El Barça estudia tres ventas para intentar acercarse a los 150 millones de Julián Álvarez
Julián Álvarez ha reactivado el mercado tras dejar entrever que su futuro en el Atlético de Madrid no está tan cerrado como parecía. En el FC Barcelona lo ven como el gran objetivo ofensivo del verano, aunque la operación exigiría una maniobra económica de enorme dificultad.
Las palabras de Julián Álvarez han alterado el tablero del mercado y han vuelto a colocar al delantero argentino en la órbita del FC Barcelona. Su posible salida del Atlético de Madrid ha abierto una vía que en el club azulgrana observan con interés, conscientes de que se trata de una operación de enorme complejidad.
El atacante, de 26 años, tiene contrato hasta 2030 y una cláusula muy elevada, pero su postura ha cambiado el escenario. En el Barça entienden que futbolistas de ese perfil no aparecen a menudo en una situación mínimamente accesible, aunque también saben que el precio de partida complica cualquier intento serio.

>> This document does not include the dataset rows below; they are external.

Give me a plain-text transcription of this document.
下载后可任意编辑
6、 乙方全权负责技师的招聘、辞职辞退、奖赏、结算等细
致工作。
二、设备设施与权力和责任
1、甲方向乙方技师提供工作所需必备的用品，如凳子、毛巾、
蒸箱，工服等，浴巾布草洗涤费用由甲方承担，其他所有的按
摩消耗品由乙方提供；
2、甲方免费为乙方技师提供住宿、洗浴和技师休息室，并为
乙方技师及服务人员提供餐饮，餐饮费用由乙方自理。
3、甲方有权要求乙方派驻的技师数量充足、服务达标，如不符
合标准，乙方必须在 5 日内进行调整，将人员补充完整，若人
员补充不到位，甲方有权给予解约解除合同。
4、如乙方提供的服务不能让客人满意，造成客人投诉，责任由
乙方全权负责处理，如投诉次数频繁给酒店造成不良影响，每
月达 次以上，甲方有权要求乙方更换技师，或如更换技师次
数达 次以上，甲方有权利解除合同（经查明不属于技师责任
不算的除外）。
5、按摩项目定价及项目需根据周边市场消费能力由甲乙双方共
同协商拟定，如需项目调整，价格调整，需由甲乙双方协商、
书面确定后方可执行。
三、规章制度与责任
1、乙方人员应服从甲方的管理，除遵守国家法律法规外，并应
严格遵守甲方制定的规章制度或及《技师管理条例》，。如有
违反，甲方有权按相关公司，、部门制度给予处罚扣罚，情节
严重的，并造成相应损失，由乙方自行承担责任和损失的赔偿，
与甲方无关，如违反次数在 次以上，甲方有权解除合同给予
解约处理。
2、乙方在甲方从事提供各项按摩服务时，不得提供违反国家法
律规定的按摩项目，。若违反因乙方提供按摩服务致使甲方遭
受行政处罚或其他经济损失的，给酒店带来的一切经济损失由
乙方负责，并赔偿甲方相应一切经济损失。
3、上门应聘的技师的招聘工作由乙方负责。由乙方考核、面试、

Un perfil que encaja en la idea de ataque del Barça
En la dirección deportiva llevan tiempo buscando un delantero capaz de sostener el proyecto durante varias temporadas, y Julián Álvarez reúne varias de las condiciones que se valoran en el club. No solo aporta gol: también presiona, interpreta bien los espacios, se desplaza por todo el frente ofensivo y mejora el juego de quienes le rodean.
Su rendimiento desde la llegada a LaLiga ha sido muy alto. En el Atlético de Madrid ha firmado alrededor de 49 goles desde 2024, una cifra que explica el interés que despierta entre los grandes clubes europeos y el motivo por el que su nombre ha reaparecido con fuerza en la agenda azulgrana.
El gran obstáculo es que el Atlético no contempla una salida sencilla. Según la información que maneja el entorno del mercado, el club rojiblanco ya habría rechazado una oferta de 150 millones de euros del Real Madrid y no estaría dispuesto a abrir conversaciones por una cantidad inferior.
El Atlético fija el precio y el Barça busca margen
En el Metropolitano consideran que desprenderse de su estrella por debajo de esa cifra supondría ceder en lo deportivo y también en lo simbólico. La inversión realizada por el club y el peso del argentino en el proyecto refuerzan una posición de fuerza que obliga a cualquier pretendiente a moverse con cautela.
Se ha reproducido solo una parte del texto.